Daripada memberikan uangmu ke perusahaan-perusahaan makanan besar yang para pemiliknya bahkan sangat jauh lebih kaya darimu, mengapa tidak memberikan uangmu ke para pedagang kecil dan sedikit membantu mensejahterakan mereka?

Setiap hari, kita pasti berjumpa atau melewati orang-orang yang tetap bekerja keras walaupun upah yang mereka dapatkan atas pekerjaan mereka tidak seberapa. Saya kadang melihat bapak-bapak yang rajin menyapu jalanan besar, berpapasan di pagi hari dan siang hari, di hari kerja dan di tanggal merah, sepertinya tidak ada hari libur untuk dia. Saya juga kadang melihat bapak-bapak yang rajin mengayuh sepedanya menjual kerupuk, berpapasan di pagi hari di komplek rumah saya dan di siang hari di dekat terminal, bayangkan seberapa jauh jarak yang dia tempuh dengan sepedanya, untuk mencari nafkah. Saya kadang melihat ibu-ibu yang rajin mengayuh sepedanya untuk berjualan sayur, bayangkan seberapa jauh juga jarak yang dia tempuh dan beban yang ia kayuh dengan sepedanya.  Apa yang biasanya kalian rasakan bila berjumpa dengan mereka? Sedih? Kasihan? Atau cuek saja? 

Bila diekspresikan dengan kata, saya biasanya merasa sedih, bukan kasihan seperti pilihan kata yang umum. Kadang emosi kita membingungkan dan bisa jadi sebetulnya terbelit; ada banyak yang sebetulnya kita rasakan sekaligus seperti merasakan ketidakadilan, ketidaksamarataan, kebingungan, dan ketidakberdayaaan.

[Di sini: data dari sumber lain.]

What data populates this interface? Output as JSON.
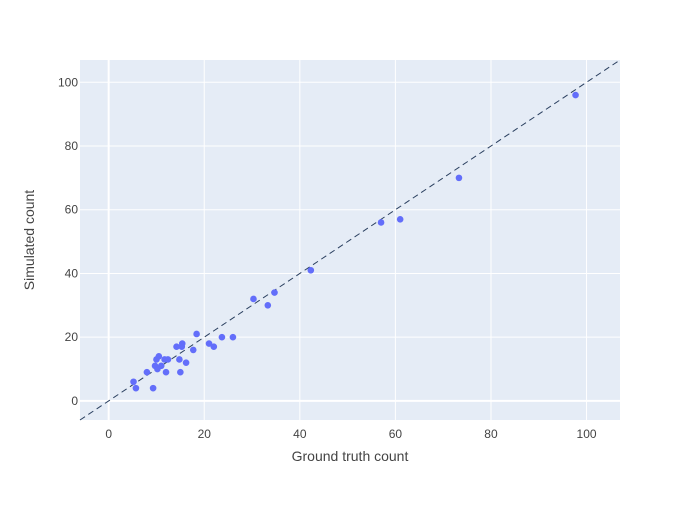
{
  "chart_data": {
    "type": "scatter",
    "title": "",
    "xlabel": "Ground truth count",
    "ylabel": "Simulated count",
    "xlim": [
      -6,
      107
    ],
    "ylim": [
      -6,
      107
    ],
    "xticks": [
      0,
      20,
      40,
      60,
      80,
      100
    ],
    "yticks": [
      0,
      20,
      40,
      60,
      80,
      100
    ],
    "grid": true,
    "legend": "none",
    "reference_line": {
      "style": "dashed",
      "from": [
        -6,
        -6
      ],
      "to": [
        107,
        107
      ],
      "color": "#2a3f5f"
    },
    "colors": {
      "plot_background": "#E5ECF6",
      "grid": "#ffffff",
      "marker": "#636EFA",
      "text": "#444444"
    },
    "series": [
      {
        "points": [
          {
            "x": 5.2,
            "y": 6
          },
          {
            "x": 5.7,
            "y": 4
          },
          {
            "x": 8,
            "y": 9
          },
          {
            "x": 9.3,
            "y": 4
          },
          {
            "x": 9.7,
            "y": 11
          },
          {
            "x": 10,
            "y": 13
          },
          {
            "x": 10.2,
            "y": 10
          },
          {
            "x": 10.5,
            "y": 14
          },
          {
            "x": 11,
            "y": 11
          },
          {
            "x": 11.7,
            "y": 13
          },
          {
            "x": 12,
            "y": 9
          },
          {
            "x": 12.4,
            "y": 13
          },
          {
            "x": 14.2,
            "y": 17
          },
          {
            "x": 14.8,
            "y": 13
          },
          {
            "x": 15,
            "y": 9
          },
          {
            "x": 15.3,
            "y": 17
          },
          {
            "x": 15.4,
            "y": 18
          },
          {
            "x": 16.2,
            "y": 12
          },
          {
            "x": 17.7,
            "y": 16
          },
          {
            "x": 18.4,
            "y": 21
          },
          {
            "x": 21,
            "y": 18
          },
          {
            "x": 22,
            "y": 17
          },
          {
            "x": 23.7,
            "y": 20
          },
          {
            "x": 26,
            "y": 20
          },
          {
            "x": 30.3,
            "y": 32
          },
          {
            "x": 33.3,
            "y": 30
          },
          {
            "x": 34.7,
            "y": 34
          },
          {
            "x": 42.3,
            "y": 41
          },
          {
            "x": 57,
            "y": 56
          },
          {
            "x": 61,
            "y": 57
          },
          {
            "x": 73.3,
            "y": 70
          },
          {
            "x": 97.7,
            "y": 96
          }
        ]
      }
    ]
  }
}
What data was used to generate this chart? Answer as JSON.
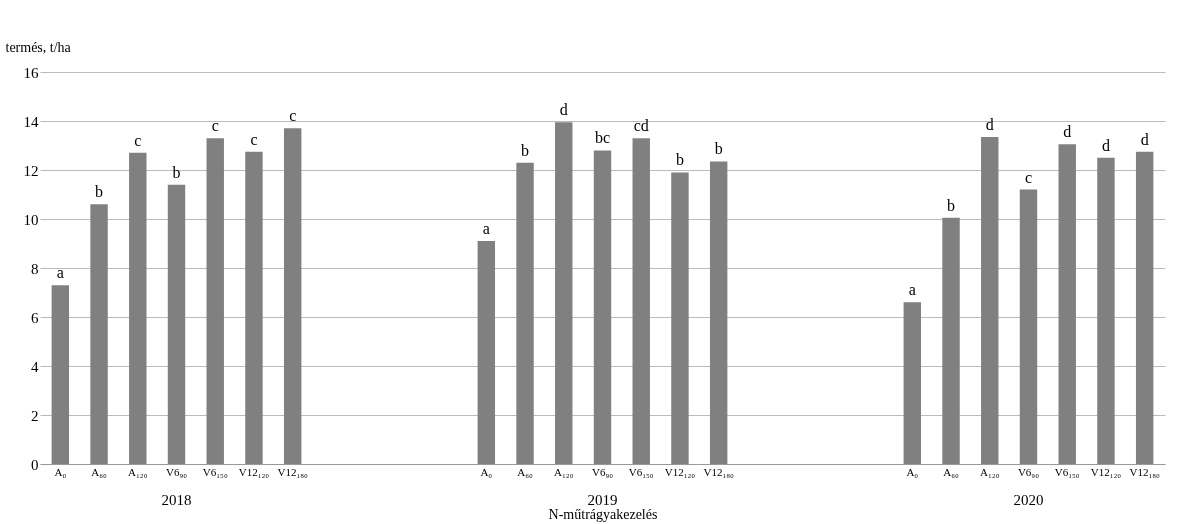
{
  "chart_data": {
    "type": "bar",
    "ylabel": "termés, t/ha",
    "xlabel": "N-műtrágyakezelés",
    "categories": [
      "A₀",
      "A₆₀",
      "A₁₂₀",
      "V6₉₀",
      "V6₁₅₀",
      "V12₁₂₀",
      "V12₁₈₀",
      null,
      null,
      null,
      null,
      "A₀",
      "A₆₀",
      "A₁₂₀",
      "V6₉₀",
      "V6₁₅₀",
      "V12₁₂₀",
      "V12₁₈₀",
      null,
      null,
      null,
      null,
      "A₀",
      "A₆₀",
      "A₁₂₀",
      "V6₉₀",
      "V6₁₅₀",
      "V12₁₂₀",
      "V12₁₈₀"
    ],
    "values": [
      7.3,
      10.6,
      12.7,
      11.4,
      13.3,
      12.75,
      13.7,
      null,
      null,
      null,
      null,
      9.1,
      12.3,
      13.95,
      12.8,
      13.3,
      11.9,
      12.35,
      null,
      null,
      null,
      null,
      6.6,
      10.05,
      13.35,
      11.2,
      13.05,
      12.5,
      12.75
    ],
    "value_labels": [
      "a",
      "b",
      "c",
      "b",
      "c",
      "c",
      "c",
      null,
      null,
      null,
      null,
      "a",
      "b",
      "d",
      "bc",
      "cd",
      "b",
      "b",
      null,
      null,
      null,
      null,
      "a",
      "b",
      "d",
      "c",
      "d",
      "d",
      "d"
    ],
    "color": "#808080",
    "ylim": [
      0,
      16
    ],
    "yticks": [
      0,
      2,
      4,
      6,
      8,
      10,
      12,
      14,
      16
    ],
    "grid": "y",
    "annotations": [
      "2018",
      "2019",
      "2020"
    ]
  }
}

Saya pernah dapat pandangan lain yang bisa jadi plot twist untuk perasaan-perasaan berkaitan dengan kasihan. Bila kita merasa kasihan melihat orang-orang itu, bisa jadi kita menganggap diri kita lebih tinggi dibanding mereka. Kita justru harus melihat semangat mereka untuk tetap mau bekerja bukannya jadi peminta. Hal itu tidak sepenuhnya benar, tapi mungkin ada benarnya juga. Dipikir-pikir, setiap orang itu sebetulnya bergulat dan terlibat dengan kehidupan dan masalah mereka masing-masing. Tidak ada orang yang tidak punya masalah. Semuanya punya masalah berbeda dan menyelesaikan dengan cara berbeda. Tidak ada orang dengan tujuan hidup yang persis sama, tidak ada orang dengan jalan hidup yang sama.

Kembali lagi pada perjumpaan dengan para pekerja keras tapi belum beruntung secara ekonomi itu. Merasa sedih? Kasihan? Itu artinya kalian masih punya perasaan. Tidak merasakan apa-apa? Wah itu gawat, sepertinya malah kalian yang butuh bantuan. Tapi, misalnya ada rasa kasihan, hal itu saja tidak akan berdampak apapun pada mereka. Kita bisa lihat semangat mereka dan sedikit menyenangkan hati dan membantu mereka dengan melariskan dagangan mereka kan? Atau apapun hal lain yang kita bisa lakukan. Walaupun ada yang menganggap bahwa hal seperti itu seperti donasi, yang dilakukan berangkat dari kepentingan kita sendiri misalnya supaya kita tidak lagi sedih dan merasa senang karena sudah membantu, saya rasa anggapan itu terlalu sinis dan negatif. Bila ada manfaatnya, mengapa tidak? Saya rasa masalah sosial seperti itu bukan hanya tanggung jawab negara, tapi tanggung jawab sesama manusia (lagipula banyak hal yang tidak bisa ditangani negara, kan). Saya juga tahu bahwa jauh lebih baik memperbaiki permasalahan di akar penyebabnya dan mencegahnya daripada hanya mengobatinya. Tapi kita selalu berhadapan dengan yang kita hadapi, bukan?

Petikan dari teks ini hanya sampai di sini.